Il y avait eu, devait-il découvrir, une centaine de Classe Neuf nés d’un clonage et dotés de copies du même cerveau humain original. Il était le dernier et des ajustements spéciaux avaient été pratiqués aux synapses de son cerveau métallique pour éviter ce qui était arrivé aux autres robots de la série : tous s’étaient suicidés.


.......... .......... .......... ..........

Regarder sans cesse autour de soi et réfléchir exige parfois un tel effort, devient parfois si déconcertant que je me demande si les Concepteurs n’en avaient pas conscience quand ils ont pratiquement interdit au citoyen ordinaire d’utiliser un enregistreur ou bien quand ils ont décidé qu’on nous inculque à tous, des notre plus jeune âge, ce principe de sagesse : »Dans le doute, n’y pense plus ».

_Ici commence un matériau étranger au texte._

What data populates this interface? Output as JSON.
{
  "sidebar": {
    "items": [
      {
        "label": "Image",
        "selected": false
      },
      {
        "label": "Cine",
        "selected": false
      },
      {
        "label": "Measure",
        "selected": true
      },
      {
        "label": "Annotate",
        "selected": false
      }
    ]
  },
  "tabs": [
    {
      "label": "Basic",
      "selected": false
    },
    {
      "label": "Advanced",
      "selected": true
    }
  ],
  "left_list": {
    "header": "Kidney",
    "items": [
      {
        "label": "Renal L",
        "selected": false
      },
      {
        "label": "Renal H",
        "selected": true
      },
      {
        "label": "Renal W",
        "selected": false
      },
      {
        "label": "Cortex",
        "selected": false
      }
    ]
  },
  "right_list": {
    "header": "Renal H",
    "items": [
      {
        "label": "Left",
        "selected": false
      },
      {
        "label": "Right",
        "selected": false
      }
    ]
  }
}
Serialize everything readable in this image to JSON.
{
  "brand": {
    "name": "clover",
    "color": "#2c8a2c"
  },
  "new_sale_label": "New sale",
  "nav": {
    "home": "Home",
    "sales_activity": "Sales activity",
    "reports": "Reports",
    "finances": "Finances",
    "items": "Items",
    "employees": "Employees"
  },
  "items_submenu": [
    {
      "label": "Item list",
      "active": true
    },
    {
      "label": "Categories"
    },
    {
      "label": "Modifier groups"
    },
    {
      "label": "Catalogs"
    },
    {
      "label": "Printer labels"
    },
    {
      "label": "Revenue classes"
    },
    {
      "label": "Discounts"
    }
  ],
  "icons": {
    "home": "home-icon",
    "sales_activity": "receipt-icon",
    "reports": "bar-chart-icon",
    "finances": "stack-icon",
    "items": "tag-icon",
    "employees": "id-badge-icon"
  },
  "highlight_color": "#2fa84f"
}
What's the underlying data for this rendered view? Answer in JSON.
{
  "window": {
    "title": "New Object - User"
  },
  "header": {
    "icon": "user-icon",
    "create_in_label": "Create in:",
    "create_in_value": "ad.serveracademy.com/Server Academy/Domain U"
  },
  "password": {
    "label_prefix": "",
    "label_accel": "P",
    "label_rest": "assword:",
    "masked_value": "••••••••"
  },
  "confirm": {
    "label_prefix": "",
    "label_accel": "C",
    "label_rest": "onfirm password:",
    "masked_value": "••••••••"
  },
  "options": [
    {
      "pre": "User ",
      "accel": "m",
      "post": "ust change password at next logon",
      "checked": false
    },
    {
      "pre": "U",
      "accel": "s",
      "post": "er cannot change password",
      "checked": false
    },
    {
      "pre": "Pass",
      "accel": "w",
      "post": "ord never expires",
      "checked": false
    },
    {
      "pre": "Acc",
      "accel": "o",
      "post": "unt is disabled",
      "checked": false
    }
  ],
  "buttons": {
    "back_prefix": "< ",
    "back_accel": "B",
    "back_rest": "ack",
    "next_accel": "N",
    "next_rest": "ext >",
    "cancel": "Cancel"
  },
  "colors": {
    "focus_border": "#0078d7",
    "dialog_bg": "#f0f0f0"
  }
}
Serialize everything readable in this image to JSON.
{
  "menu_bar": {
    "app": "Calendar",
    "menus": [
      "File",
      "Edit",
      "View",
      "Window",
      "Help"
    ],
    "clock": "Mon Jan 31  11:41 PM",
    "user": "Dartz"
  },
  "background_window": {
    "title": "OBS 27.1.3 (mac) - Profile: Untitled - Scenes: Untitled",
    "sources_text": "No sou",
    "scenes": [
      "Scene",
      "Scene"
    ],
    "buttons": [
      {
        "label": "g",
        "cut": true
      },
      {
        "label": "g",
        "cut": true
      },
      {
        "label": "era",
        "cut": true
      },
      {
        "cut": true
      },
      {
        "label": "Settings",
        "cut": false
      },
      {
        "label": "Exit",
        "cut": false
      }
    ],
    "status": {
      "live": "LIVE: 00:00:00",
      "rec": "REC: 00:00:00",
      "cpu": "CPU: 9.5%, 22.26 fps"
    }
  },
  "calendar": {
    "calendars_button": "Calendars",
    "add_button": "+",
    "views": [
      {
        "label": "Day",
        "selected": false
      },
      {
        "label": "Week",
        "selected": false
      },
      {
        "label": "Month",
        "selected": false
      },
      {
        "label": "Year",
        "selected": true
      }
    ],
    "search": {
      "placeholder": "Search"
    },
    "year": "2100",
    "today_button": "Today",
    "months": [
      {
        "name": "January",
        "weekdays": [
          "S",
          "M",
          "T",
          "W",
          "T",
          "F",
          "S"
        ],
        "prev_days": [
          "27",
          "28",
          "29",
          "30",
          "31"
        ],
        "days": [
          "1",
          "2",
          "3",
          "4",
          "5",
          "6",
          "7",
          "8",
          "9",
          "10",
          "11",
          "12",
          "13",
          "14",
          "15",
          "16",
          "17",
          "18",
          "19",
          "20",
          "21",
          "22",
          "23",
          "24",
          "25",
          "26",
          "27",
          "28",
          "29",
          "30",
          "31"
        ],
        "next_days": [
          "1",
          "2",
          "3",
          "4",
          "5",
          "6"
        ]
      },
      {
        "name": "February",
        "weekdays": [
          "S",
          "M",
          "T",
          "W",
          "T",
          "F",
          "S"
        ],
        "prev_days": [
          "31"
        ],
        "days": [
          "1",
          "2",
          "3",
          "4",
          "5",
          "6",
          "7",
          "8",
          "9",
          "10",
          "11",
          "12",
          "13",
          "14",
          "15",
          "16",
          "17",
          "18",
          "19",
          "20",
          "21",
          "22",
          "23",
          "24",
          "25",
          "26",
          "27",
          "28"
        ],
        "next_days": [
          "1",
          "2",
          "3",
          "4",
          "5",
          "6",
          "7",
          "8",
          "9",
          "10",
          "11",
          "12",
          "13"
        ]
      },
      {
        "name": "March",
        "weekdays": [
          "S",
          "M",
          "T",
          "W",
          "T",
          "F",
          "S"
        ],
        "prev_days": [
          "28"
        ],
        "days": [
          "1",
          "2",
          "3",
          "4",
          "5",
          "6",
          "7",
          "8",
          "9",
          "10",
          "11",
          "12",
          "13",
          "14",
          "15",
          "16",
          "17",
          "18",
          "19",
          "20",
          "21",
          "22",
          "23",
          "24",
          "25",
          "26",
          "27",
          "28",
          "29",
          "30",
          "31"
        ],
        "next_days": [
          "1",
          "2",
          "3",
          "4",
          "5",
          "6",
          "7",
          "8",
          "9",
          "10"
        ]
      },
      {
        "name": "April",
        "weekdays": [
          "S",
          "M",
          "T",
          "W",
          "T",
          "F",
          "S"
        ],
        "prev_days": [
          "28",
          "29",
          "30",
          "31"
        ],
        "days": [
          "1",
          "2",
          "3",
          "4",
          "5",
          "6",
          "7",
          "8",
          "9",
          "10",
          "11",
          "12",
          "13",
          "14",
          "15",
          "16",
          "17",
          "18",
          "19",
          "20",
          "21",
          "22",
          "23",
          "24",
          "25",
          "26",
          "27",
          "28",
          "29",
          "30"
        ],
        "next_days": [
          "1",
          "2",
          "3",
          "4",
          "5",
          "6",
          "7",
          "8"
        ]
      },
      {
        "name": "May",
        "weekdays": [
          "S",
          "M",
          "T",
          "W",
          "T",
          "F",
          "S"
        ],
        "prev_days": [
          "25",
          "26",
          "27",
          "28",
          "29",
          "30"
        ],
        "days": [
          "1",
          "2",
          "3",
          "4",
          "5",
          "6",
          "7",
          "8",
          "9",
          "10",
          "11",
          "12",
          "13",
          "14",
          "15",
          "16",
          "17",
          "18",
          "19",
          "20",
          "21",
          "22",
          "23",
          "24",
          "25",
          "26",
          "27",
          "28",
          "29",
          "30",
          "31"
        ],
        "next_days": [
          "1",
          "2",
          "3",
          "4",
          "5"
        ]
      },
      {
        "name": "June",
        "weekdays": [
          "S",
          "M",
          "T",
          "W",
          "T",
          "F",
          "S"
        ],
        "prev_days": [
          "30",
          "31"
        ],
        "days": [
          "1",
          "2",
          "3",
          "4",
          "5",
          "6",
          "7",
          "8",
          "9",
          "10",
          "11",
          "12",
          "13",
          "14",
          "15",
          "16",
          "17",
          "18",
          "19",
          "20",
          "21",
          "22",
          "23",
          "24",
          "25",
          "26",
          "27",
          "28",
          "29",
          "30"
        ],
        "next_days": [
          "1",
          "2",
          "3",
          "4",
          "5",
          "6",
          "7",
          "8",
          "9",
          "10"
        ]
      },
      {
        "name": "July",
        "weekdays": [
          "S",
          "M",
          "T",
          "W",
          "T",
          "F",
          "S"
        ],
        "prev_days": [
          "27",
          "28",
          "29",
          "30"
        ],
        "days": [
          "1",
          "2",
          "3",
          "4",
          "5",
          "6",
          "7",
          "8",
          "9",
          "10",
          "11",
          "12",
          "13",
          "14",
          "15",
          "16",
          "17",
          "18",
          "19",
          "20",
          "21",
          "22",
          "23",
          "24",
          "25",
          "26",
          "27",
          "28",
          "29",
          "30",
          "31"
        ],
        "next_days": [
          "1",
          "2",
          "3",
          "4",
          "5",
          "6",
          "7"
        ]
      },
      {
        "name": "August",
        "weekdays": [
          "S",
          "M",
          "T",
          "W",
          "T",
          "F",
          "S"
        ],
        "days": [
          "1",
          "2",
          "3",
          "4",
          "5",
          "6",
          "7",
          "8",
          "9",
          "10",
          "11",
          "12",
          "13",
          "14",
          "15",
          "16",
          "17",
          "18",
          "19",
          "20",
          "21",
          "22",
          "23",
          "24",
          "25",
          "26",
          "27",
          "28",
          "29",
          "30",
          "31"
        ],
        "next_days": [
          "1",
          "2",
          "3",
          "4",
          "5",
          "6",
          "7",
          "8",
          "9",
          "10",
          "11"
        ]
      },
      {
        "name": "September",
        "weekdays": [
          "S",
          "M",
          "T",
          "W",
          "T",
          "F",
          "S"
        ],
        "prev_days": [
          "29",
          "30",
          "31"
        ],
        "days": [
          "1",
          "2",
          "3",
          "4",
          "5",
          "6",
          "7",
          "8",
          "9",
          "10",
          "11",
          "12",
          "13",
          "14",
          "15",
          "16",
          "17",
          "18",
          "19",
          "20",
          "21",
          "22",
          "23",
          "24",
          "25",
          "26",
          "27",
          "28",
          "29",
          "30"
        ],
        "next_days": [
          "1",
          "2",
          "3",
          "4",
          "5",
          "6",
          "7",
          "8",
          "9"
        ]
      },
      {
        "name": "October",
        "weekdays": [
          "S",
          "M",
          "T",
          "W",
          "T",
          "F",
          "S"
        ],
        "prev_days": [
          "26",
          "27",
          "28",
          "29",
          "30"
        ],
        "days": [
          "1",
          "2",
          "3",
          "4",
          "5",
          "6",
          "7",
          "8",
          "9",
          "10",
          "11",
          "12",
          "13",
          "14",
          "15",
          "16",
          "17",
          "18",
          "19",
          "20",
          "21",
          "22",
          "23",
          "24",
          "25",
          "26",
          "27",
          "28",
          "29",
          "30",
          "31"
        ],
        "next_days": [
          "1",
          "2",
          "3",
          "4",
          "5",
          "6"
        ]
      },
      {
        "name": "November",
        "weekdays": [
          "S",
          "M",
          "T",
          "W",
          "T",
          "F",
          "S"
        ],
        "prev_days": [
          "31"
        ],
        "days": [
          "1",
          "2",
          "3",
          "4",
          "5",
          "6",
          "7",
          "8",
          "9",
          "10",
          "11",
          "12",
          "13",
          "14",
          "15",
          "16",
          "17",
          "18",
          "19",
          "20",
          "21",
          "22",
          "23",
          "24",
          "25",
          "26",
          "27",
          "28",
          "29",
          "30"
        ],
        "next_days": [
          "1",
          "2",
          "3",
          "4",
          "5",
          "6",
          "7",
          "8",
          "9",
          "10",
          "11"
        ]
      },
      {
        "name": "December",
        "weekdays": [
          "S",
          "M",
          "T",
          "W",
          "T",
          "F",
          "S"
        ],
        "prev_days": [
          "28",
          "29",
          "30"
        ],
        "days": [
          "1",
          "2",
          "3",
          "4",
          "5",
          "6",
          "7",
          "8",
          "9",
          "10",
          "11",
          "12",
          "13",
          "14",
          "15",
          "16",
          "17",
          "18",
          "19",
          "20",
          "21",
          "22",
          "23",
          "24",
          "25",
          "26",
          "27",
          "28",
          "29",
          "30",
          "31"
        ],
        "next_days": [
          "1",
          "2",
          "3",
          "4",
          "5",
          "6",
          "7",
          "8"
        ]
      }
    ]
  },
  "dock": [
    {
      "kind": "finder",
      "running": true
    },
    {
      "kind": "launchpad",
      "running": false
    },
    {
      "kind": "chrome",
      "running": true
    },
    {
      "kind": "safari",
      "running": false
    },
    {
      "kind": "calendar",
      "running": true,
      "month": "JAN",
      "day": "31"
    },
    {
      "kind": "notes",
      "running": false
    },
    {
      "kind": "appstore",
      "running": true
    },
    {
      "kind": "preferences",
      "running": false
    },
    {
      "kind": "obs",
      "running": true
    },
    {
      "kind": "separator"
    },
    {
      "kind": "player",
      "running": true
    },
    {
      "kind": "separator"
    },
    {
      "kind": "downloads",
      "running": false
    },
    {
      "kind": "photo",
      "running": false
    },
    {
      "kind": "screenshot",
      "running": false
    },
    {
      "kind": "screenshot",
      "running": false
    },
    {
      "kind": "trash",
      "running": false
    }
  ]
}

.......... .......... .......... ..........

Les détecteurs ne détectent absolument plus rien, reprit-elle. Et peut-être ne l’ont-ils jamais fait. Ils n’ont pas besoin de le faire. Les gens sont tellement conditionnés depuis leur enfance que plus personne ne fait jamais plus rien.


.......... .......... .......... ..........

Je restais figé, ne sachant quoi faire ni quoi dire. Je ressentais quelque chose de comparable à ce que j’avais ressenti devant certains films : l’impression de me trouver face à de grandes vagues de sentiments éprouvés jadis par des gens aujourd’hui disparus et qui comprenaient des choses que je ne comprenais pas.


.......... .......... .......... ..........

La lecture est trop intime, dit Spofforth. Elle conduirait les humains à s’intéresser de trop près aux sentiments et aux idées des autres. Elle ne pourrait que vous troubler et vous embrouiller l’esprit.


.......... .......... .......... ..........

Quand j’étais petite, Simon me parlait de sujets comme le cycle de l’eau ou bien la précession des équinoxes. Il avait un vieux tableau noir et un bout de craie ; je me rappelle le dessin qu’il m’a fait de la planète Saturne avec ses anneaux. Lorsque je lui ai demandé comment il avait appris toutes ces choses, il m’a répondu qu’il les tenait de son père dont le propre père, quand il était jeune, observait le ciel nocturne dans un télescope céleste, il y avait de cela très longtemps, peu après ce que Simon appelait « la mort de la curiosité intellectuelle ».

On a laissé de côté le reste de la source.